Capturing and Posting Video Screenshots at Random Intervals

I recently created a couple of bot Twitter accounts, @ScreenshotsVice which shares screencaps from episodes of "Miami Vice" and @Pasolinibot which shares caps from the filmography of Pier Paolo Pasolini, both at regular intervals.

The way these accounts are managed are that, when a cronjob is triggered, from a video library, a series of screencaptures are dumped (if they were set to refresh on the previous run), and then the listing in the directory is shuffled, and then the script selects one at random and posts it to Twitter.

Because the intervals are managed by cronjobs, I'll focus on what happens when a job is triggered.

The Python script that selects and posts the capture relies on the tweepy Twitter API client for Python, so you will need your Twitter Developer API credentials. The script that generates the captures, before running, requires that ffmpeg be installed and the directory where the video library is stored and the directory where you'll store screencaptures.

To generate the capture library, the following script is used:

#!/bin/bash

LNVC_DATA_PATH=${SOURCE_DIR}
LNVC_PREV_PATH=${SOURCE_DIR_OUT}-Screens
REFRESH_SCREENS=1
DUMP_INTERVAL=1
DUMP_RANDOM=1
RANDOMIZE_NAMES=1

if [ -z "${LNVC_DATA_PATH}" ]; then
    echo "No source path found. Set LNVC_DATA_PATH." ; exit 1
fi

if [ -z "${LNVC_PREV_PATH}" ]; then
    echo "No target path found.
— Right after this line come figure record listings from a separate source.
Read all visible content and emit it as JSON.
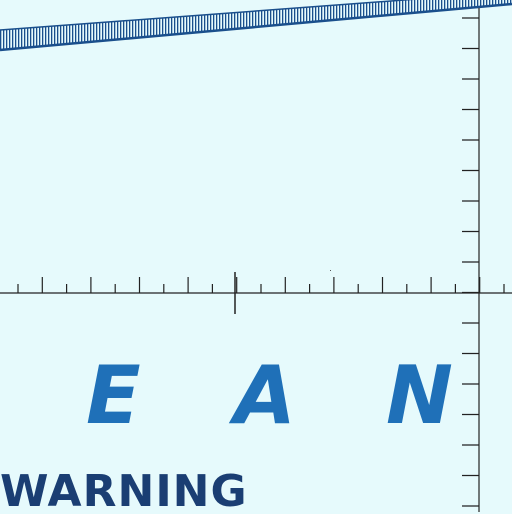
{
  "map": {
    "ocean_label_letters": [
      "E",
      "A",
      "N"
    ],
    "warning_text": "WARNING",
    "colors": {
      "water": "#e6fafc",
      "label_blue": "#1f70b8",
      "warning_navy": "#1a3e73",
      "graticule": "#222222",
      "boundary_line": "#1a4f8c"
    },
    "features": {
      "boundary_hatched_line": "diagonal-hatched-boundary",
      "graticule_meridian": "vertical-graticule-with-ticks",
      "graticule_parallel": "horizontal-graticule-with-ticks"
    }
  }
}
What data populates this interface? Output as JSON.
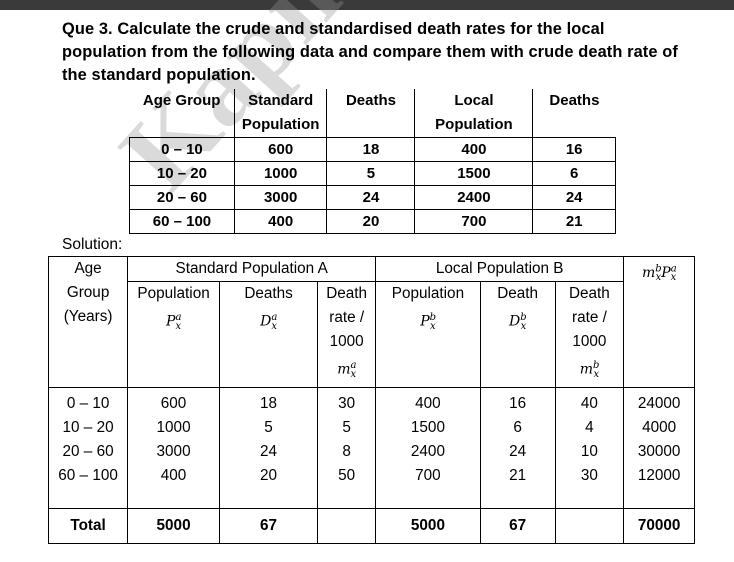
{
  "question": {
    "text": "Que 3. Calculate the crude and standardised death rates for the local population from the following data and compare them with crude death rate of the standard population."
  },
  "watermark": "Kapil Ku",
  "question_table": {
    "headers": [
      "Age Group",
      "Standard Population",
      "Deaths",
      "Local Population",
      "Deaths"
    ],
    "rows": [
      [
        "0 – 10",
        "600",
        "18",
        "400",
        "16"
      ],
      [
        "10 – 20",
        "1000",
        "5",
        "1500",
        "6"
      ],
      [
        "20 – 60",
        "3000",
        "24",
        "2400",
        "24"
      ],
      [
        "60 – 100",
        "400",
        "20",
        "700",
        "21"
      ]
    ]
  },
  "solution_label": "Solution:",
  "solution_table": {
    "age_header": "Age Group (Years)",
    "group_a": "Standard Population A",
    "group_b": "Local Population B",
    "product_header": "m",
    "col_headers": {
      "pop_a": "Population",
      "deaths_a": "Deaths",
      "rate_a": "Death rate / 1000",
      "pop_b": "Population",
      "death_b": "Death",
      "rate_b": "Death rate / 1000"
    },
    "symbols": {
      "pop_a": "P",
      "deaths_a": "D",
      "rate_a": "m",
      "pop_b": "P",
      "deaths_b": "D",
      "rate_b": "m"
    },
    "ages": [
      "0 – 10",
      "10 – 20",
      "20 – 60",
      "60 – 100"
    ],
    "pop_a": [
      "600",
      "1000",
      "3000",
      "400"
    ],
    "deaths_a": [
      "18",
      "5",
      "24",
      "20"
    ],
    "rate_a": [
      "30",
      "5",
      "8",
      "50"
    ],
    "pop_b": [
      "400",
      "1500",
      "2400",
      "700"
    ],
    "deaths_b": [
      "16",
      "6",
      "24",
      "21"
    ],
    "rate_b": [
      "40",
      "4",
      "10",
      "30"
    ],
    "product": [
      "24000",
      "4000",
      "30000",
      "12000"
    ],
    "total": {
      "label": "Total",
      "pop_a": "5000",
      "deaths_a": "67",
      "pop_b": "5000",
      "deaths_b": "67",
      "product": "70000"
    }
  }
}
Set LNVC_PREV_PATH." ; exit 1
fi

if [ -n "${REFRESH_SCREENS}" ]; then
    rm -rf $LNVC_PREV_PATH/*
fi

This sets up options for things like randomizing filenames, whether or not to refresh the library, defining the video source and the capture outputs, the latter two are the only ones that are required.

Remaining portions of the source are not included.